I am hardly a political expert, but I had an idea that concerned voter turnout: what if those eligible voters who didn't vote are counted as being votes for none of the candidates, a sort of "vote of no confidence". This segment of people is usually left out of statistics as an unknown: who knows which candidate they would have voted for? Well, the fact is they didn't vote. And even if a non-voter would have voted for somebody if they were kidnapped and shoved into a voting booth, they still chose to vote for nobody. For some reason, though, Nobody is not allowed to win in elections.
So I got some data on United States presidential elections: voter turnout and results. I'm not concerned with whether a Democrat, a Whig, or a Republican won. Because of this, I decided to make these groups: all winners, all second-place finishers, and all others. Then most importantly, I added the voter non-turnout group.
Here's the graph you're probably used to seeing.
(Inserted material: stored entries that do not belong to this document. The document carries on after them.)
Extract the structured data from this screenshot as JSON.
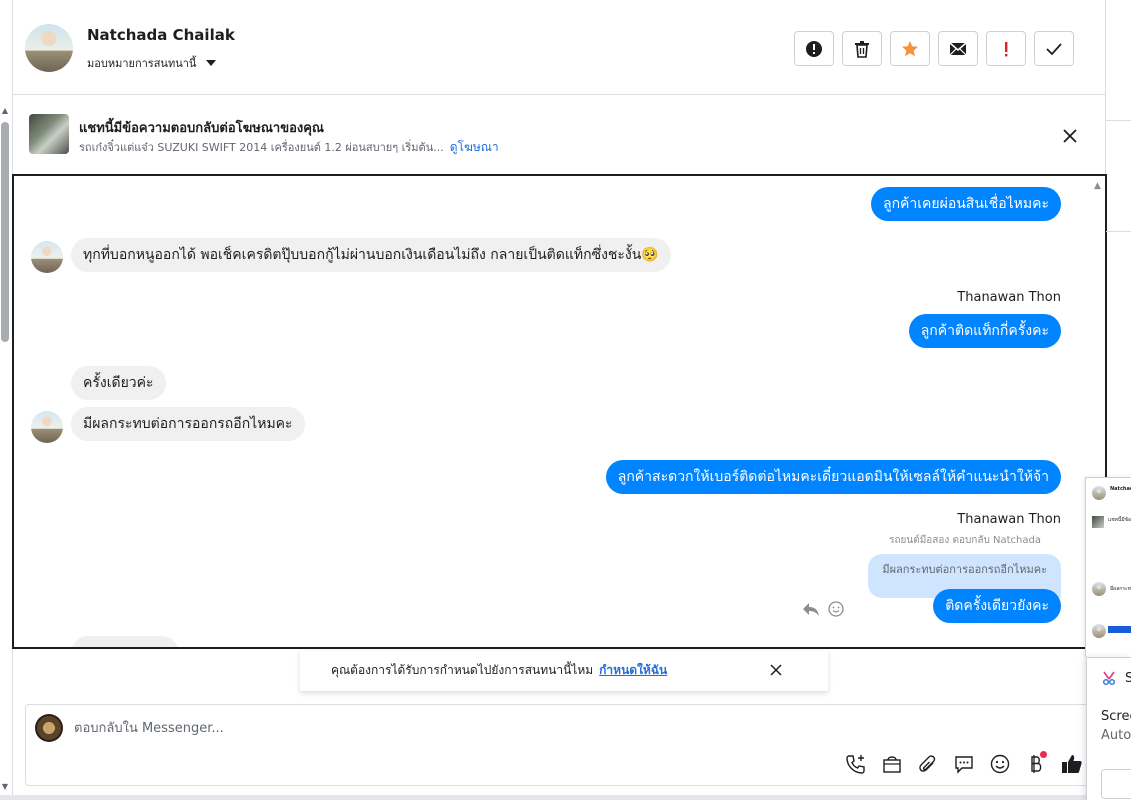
{
  "header": {
    "contact_name": "Natchada Chailak",
    "assign_label": "มอบหมายการสนทนานี้",
    "action_icons": [
      "alert-icon",
      "trash-icon",
      "star-icon",
      "envelope-icon",
      "exclamation-icon",
      "check-icon"
    ],
    "accent_color": "#f7923a"
  },
  "ad_banner": {
    "title": "แชทนี้มีข้อความตอบกลับต่อโฆษณาของคุณ",
    "subtitle": "รถเก๋งจิ๋วแต่แจ๋ว SUZUKI SWIFT 2014 เครื่องยนต์ 1.2 ผ่อนสบายๆ เริ่มต้น...",
    "link": "ดูโฆษณา"
  },
  "messages": {
    "m1_out": "ลูกค้าเคยผ่อนสินเชื่อไหมคะ",
    "m2_in": "ทุกที่บอกหนูออกได้ พอเช็คเครดิตปุ๊บบอกกู้ไม่ผ่านบอกเงินเดือนไม่ถึง กลายเป็นติดแท็กซึ่งชะงั้น🥺",
    "m3_sender": "Thanawan Thon",
    "m3_out": "ลูกค้าติดแท็กกี่ครั้งคะ",
    "m4_in": "ครั้งเดียวค่ะ",
    "m5_in": "มีผลกระทบต่อการออกรถอีกไหมคะ",
    "m6_out": "ลูกค้าสะดวกให้เบอร์ติดต่อไหมคะเดี๋ยวแอดมินให้เซลล์ให้คำแนะนำให้จ้า",
    "m7_sender": "Thanawan Thon",
    "m7_reply_note": "รถยนต์มือสอง ตอบกลับ Natchada",
    "m7_quoted": "มีผลกระทบต่อการออกรถอีกไหมคะ",
    "m7_out": "ติดครั้งเดียวยังคะ",
    "bubble_out_color": "#0084ff",
    "bubble_in_color": "#f0f0f0"
  },
  "prompt": {
    "text": "คุณต้องการได้รับการกำหนดไปยังการสนทนานี้ไหม",
    "link": "กำหนดให้ฉัน"
  },
  "composer": {
    "placeholder": "ตอบกลับใน Messenger...",
    "tools": [
      "phone-plus-icon",
      "shopping-bag-icon",
      "paperclip-icon",
      "chat-bubble-icon",
      "emoji-icon",
      "baht-icon",
      "thumbs-up-icon"
    ]
  },
  "side_toast": {
    "letter": "S",
    "title": "Scree",
    "sub": "Auto"
  }
}
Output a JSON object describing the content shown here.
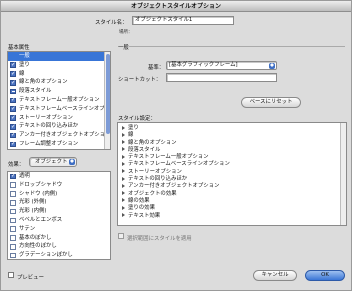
{
  "window": {
    "title": "オブジェクトスタイルオプション"
  },
  "style_name": {
    "label": "スタイル名：",
    "value": "オブジェクトスタイル1",
    "location_label": "場所："
  },
  "basic_attributes": {
    "heading": "基本属性",
    "items": [
      {
        "label": "一般",
        "state": "none",
        "selected": true
      },
      {
        "label": "塗り",
        "state": "on"
      },
      {
        "label": "線",
        "state": "on"
      },
      {
        "label": "線と角のオプション",
        "state": "on"
      },
      {
        "label": "段落スタイル",
        "state": "dash"
      },
      {
        "label": "テキストフレーム一般オプション",
        "state": "on"
      },
      {
        "label": "テキストフレームベースラインオプション",
        "state": "on"
      },
      {
        "label": "ストーリーオプション",
        "state": "on"
      },
      {
        "label": "テキストの回り込みほか",
        "state": "on"
      },
      {
        "label": "アンカー付きオブジェクトオプション",
        "state": "on"
      },
      {
        "label": "フレーム調整オプション",
        "state": "on"
      }
    ]
  },
  "effects": {
    "label": "効果：",
    "target": "オブジェクト",
    "items": [
      {
        "label": "透明",
        "state": "on"
      },
      {
        "label": "ドロップシャドウ",
        "state": "off"
      },
      {
        "label": "シャドウ (内側)",
        "state": "off"
      },
      {
        "label": "光彩 (外側)",
        "state": "off"
      },
      {
        "label": "光彩 (内側)",
        "state": "off"
      },
      {
        "label": "ベベルとエンボス",
        "state": "off"
      },
      {
        "label": "サテン",
        "state": "off"
      },
      {
        "label": "基本のぼかし",
        "state": "off"
      },
      {
        "label": "方向性のぼかし",
        "state": "off"
      },
      {
        "label": "グラデーションぼかし",
        "state": "off"
      }
    ]
  },
  "general": {
    "heading": "一般",
    "base_label": "基準：",
    "base_value": "[基本グラフィックフレーム]",
    "shortcut_label": "ショートカット：",
    "shortcut_value": "",
    "reset_button": "ベースにリセット",
    "settings_label": "スタイル設定：",
    "settings_items": [
      "塗り",
      "線",
      "線と角のオプション",
      "段落スタイル",
      "テキストフレーム一般オプション",
      "テキストフレームベースラインオプション",
      "ストーリーオプション",
      "テキストの回り込みほか",
      "アンカー付きオブジェクトオプション",
      "オブジェクトの効果",
      "線の効果",
      "塗りの効果",
      "テキスト効果"
    ]
  },
  "apply_to_selection": {
    "label": "選択範囲にスタイルを適用",
    "checked": false
  },
  "preview": {
    "label": "プレビュー",
    "checked": false
  },
  "buttons": {
    "cancel": "キャンセル",
    "ok": "OK"
  }
}
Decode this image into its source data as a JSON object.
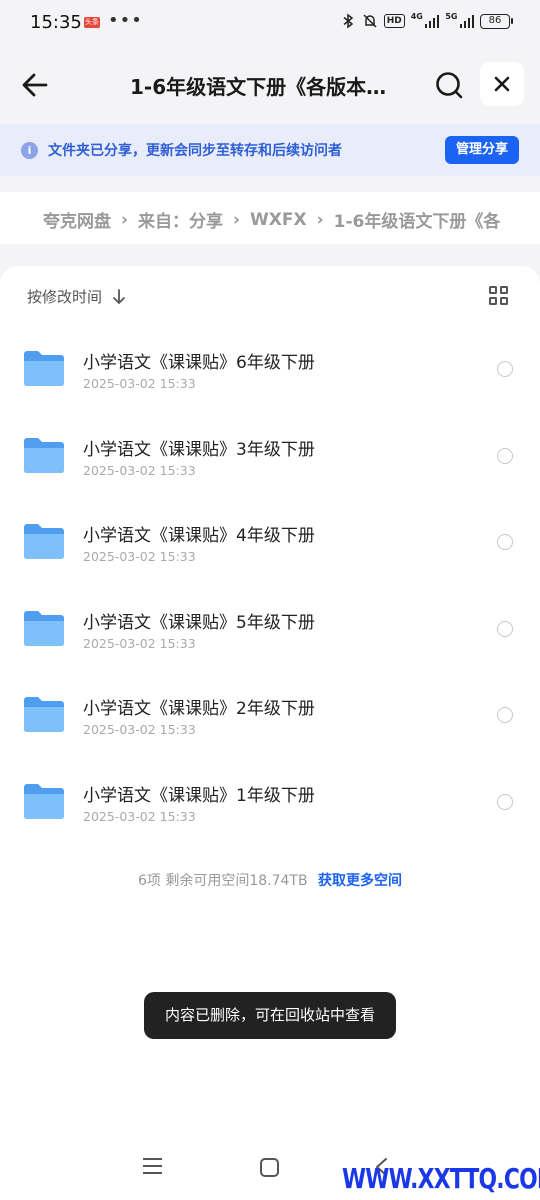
{
  "status_bar": {
    "time": "15:35",
    "app_badge": "头条",
    "more": "•••",
    "network_1": "4G",
    "network_2": "5G",
    "hd_label": "HD",
    "battery": "86"
  },
  "header": {
    "title": "1-6年级语文下册《各版本…",
    "back_icon": "arrow-left-icon",
    "search_icon": "search-icon",
    "close_icon": "close-icon"
  },
  "banner": {
    "info_icon": "i",
    "text": "文件夹已分享，更新会同步至转存和后续访问者",
    "manage_label": "管理分享"
  },
  "breadcrumb": {
    "items": [
      "夸克网盘",
      "来自：分享",
      "WXFX",
      "1-6年级语文下册《各"
    ]
  },
  "toolbar": {
    "sort_label": "按修改时间",
    "sort_icon": "arrow-down-icon",
    "view_icon": "grid-view-icon"
  },
  "files": [
    {
      "name": "小学语文《课课贴》6年级下册",
      "date": "2025-03-02 15:33"
    },
    {
      "name": "小学语文《课课贴》3年级下册",
      "date": "2025-03-02 15:33"
    },
    {
      "name": "小学语文《课课贴》4年级下册",
      "date": "2025-03-02 15:33"
    },
    {
      "name": "小学语文《课课贴》5年级下册",
      "date": "2025-03-02 15:33"
    },
    {
      "name": "小学语文《课课贴》2年级下册",
      "date": "2025-03-02 15:33"
    },
    {
      "name": "小学语文《课课贴》1年级下册",
      "date": "2025-03-02 15:33"
    }
  ],
  "footer": {
    "count_text": "6项 剩余可用空间18.74TB",
    "link_text": "获取更多空间"
  },
  "toast": "内容已删除，可在回收站中查看",
  "watermark": "WWW.XXTTQ.COM",
  "colors": {
    "accent": "#1b63f2",
    "banner_bg": "#e9edfb",
    "folder": "#5aa9f5",
    "toast_bg": "#222222"
  }
}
Click the check box beneath the graph to reveal the graph I intended on making.
Sources: American Presidency Project (turnout, 1828-1928), Wikipedia (turnout, 1932-2020), Wikipedia (election results)
Toggle the check box on and off. You can treat the non-voter group (VAP) as saying, "I vote for none of the above candidates." This is, of course, treating a passive act as an active one, but it's still revealing because it shows that the non-voters outrank the voters for the winner in all elections after 1904 up until 2020. You read that correctly: every winner of a presidential election from 1908 through 2016 did not receive plurality of votes from those old enough to vote.
One might go so far as to say the president did not represent the people he — yes, still "he" — served for over a century.
As a final note: this data is just the popular vote and ignores the electoral vote, which is why the Loser beat the Winner in four elections (1876, 1888, 2000, and 2016) and still lost.